Acting on complaints, state financial regulators routinely investigate and sanction shareholders for comments made in print and online that are perceived to sway a corporate board election — like an opinion piece in a newspaper. But more often it’s an online post in a Facebook shareholder forum.
Sitnasuak Native Corporation wasn’t party to the lawsuit. But some of the state’s regional Native corporations filed briefs supporting the state’s power to regulate shareholder speech. Doyon, Calista and the Bristol Bay Native Corporation were among them.
Orlansky said it’s good to have this decision to guide future action.

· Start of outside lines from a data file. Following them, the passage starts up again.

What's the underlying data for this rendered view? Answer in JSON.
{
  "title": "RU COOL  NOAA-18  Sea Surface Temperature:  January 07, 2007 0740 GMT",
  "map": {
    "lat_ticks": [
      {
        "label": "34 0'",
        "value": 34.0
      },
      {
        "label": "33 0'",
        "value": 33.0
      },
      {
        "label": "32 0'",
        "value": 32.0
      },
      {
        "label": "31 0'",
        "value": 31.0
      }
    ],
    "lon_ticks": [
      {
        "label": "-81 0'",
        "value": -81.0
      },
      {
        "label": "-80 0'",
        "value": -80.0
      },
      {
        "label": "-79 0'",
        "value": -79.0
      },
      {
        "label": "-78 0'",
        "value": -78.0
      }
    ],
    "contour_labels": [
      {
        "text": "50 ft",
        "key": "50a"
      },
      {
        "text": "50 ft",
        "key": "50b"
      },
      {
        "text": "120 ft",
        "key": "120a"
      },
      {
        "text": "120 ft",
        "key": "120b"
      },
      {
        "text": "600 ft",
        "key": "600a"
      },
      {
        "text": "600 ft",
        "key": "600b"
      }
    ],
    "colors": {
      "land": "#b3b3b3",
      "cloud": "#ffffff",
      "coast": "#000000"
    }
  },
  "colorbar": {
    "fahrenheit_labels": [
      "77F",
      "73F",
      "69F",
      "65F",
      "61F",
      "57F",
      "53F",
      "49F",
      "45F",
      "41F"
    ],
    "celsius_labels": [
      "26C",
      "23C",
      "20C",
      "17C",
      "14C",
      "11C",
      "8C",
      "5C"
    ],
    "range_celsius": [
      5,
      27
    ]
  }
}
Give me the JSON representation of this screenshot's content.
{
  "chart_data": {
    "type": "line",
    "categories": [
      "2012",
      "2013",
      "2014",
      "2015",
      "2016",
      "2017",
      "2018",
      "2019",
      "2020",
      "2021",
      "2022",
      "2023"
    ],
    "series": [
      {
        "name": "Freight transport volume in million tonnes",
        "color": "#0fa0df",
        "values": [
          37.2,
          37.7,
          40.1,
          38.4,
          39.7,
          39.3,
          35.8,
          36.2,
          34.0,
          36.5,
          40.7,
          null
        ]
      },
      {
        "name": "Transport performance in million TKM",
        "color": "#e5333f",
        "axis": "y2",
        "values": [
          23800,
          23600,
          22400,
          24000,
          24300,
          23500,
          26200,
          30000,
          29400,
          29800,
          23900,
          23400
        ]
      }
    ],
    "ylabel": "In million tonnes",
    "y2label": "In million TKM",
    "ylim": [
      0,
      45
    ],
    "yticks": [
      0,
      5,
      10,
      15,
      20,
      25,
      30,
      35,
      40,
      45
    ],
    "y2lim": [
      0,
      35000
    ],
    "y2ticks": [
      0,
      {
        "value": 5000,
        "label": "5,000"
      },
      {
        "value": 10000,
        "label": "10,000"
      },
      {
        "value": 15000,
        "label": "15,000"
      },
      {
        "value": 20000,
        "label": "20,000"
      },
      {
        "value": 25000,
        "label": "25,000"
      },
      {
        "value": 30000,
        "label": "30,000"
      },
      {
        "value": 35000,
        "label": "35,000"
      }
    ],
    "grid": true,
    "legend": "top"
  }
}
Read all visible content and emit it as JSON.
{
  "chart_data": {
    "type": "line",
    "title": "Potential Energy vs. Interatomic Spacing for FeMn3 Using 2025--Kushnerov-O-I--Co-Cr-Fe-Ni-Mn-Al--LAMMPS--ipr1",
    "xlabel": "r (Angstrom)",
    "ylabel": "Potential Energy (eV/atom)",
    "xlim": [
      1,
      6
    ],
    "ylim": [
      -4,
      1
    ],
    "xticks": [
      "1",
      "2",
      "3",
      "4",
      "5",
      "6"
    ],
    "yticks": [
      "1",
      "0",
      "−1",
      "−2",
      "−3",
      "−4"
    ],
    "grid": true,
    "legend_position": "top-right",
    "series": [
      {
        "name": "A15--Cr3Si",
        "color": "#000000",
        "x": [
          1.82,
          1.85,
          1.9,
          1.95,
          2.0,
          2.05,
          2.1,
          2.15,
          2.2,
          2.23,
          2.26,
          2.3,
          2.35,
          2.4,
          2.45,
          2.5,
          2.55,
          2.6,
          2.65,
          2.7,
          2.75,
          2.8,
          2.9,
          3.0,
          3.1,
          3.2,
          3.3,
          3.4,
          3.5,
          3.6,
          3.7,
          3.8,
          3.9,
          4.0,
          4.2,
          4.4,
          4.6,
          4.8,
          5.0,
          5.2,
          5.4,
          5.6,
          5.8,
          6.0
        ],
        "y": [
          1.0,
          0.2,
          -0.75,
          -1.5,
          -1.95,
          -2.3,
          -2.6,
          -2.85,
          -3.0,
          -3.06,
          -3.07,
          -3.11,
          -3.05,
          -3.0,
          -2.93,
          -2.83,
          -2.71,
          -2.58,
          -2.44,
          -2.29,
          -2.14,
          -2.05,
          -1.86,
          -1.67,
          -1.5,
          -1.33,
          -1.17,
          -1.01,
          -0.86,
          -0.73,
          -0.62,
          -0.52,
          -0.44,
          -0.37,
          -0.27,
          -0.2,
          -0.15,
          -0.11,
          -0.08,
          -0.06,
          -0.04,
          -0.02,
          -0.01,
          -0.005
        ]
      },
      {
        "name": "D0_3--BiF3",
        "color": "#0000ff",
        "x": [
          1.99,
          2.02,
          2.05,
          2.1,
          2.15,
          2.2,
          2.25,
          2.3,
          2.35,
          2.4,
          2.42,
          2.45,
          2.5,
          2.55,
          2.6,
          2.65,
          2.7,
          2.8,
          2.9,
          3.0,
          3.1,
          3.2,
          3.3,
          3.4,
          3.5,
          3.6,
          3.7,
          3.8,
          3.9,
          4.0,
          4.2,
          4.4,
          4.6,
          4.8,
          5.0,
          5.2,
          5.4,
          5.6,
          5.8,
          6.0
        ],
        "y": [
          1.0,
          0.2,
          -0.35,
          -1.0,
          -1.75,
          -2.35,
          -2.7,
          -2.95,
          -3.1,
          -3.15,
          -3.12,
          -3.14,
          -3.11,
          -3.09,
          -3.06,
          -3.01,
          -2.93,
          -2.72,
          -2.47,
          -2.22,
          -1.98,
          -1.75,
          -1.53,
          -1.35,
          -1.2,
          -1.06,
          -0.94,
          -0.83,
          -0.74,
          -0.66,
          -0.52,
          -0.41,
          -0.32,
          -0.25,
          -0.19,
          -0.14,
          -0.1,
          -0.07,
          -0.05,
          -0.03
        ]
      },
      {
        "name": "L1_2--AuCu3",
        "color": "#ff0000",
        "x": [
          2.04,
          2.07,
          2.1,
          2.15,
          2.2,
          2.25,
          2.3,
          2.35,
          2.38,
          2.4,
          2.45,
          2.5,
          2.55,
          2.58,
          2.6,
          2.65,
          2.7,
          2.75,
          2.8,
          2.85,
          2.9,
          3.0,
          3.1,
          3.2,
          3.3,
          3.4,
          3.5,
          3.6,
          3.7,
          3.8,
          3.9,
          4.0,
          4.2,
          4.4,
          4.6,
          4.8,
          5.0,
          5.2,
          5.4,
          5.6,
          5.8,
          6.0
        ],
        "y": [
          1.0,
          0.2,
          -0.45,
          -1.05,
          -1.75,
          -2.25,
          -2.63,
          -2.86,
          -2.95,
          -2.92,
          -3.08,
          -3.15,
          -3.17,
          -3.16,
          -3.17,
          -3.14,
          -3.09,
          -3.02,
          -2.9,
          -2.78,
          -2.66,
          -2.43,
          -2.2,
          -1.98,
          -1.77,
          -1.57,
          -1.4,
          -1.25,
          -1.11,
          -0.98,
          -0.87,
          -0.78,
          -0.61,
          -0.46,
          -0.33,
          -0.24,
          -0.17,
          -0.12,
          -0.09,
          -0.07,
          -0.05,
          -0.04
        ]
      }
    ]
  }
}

“I would say that lawyers for other shareholders, as well as lawyers for (financial regulators), or for Native corporations ought to read this decision very carefully, because I think the decision holds some suggestions,” she said.
That’s because the ACLU argued the state is stifling free speech. It’s suggested the state could look to federal guidelines established by the Securities and Exchange Commission, where, since 1992, the feds have opted to regulate shareholder speech less broadly out of constitutional concerns.
Orlansky said the Alaska Supreme Court ruling is a win for her client. And she said the justices’ decision outlines how the state’s regulations potentially fall afoul of the U.S. Constitution on free speech and due process grounds.
“But the Supreme Court very clearly didn’t decide those questions. It did what courts often do, and decided the issue in front of it, and very specifically nothing further,” she added.
State attorneys said they’re reviewing the court’s decision.
“The court emphasized that its decision is limited to the particular facts and circumstances of this case and less about the medium used to communicate,” wrote Assistant Attorney General Charlotte Rand in a Friday email. “Communications might be proxy solicitations even if those communications are in mass media or social media.”
The Division of Banking and Securities welcomes questions about compliance with its regulations, she added.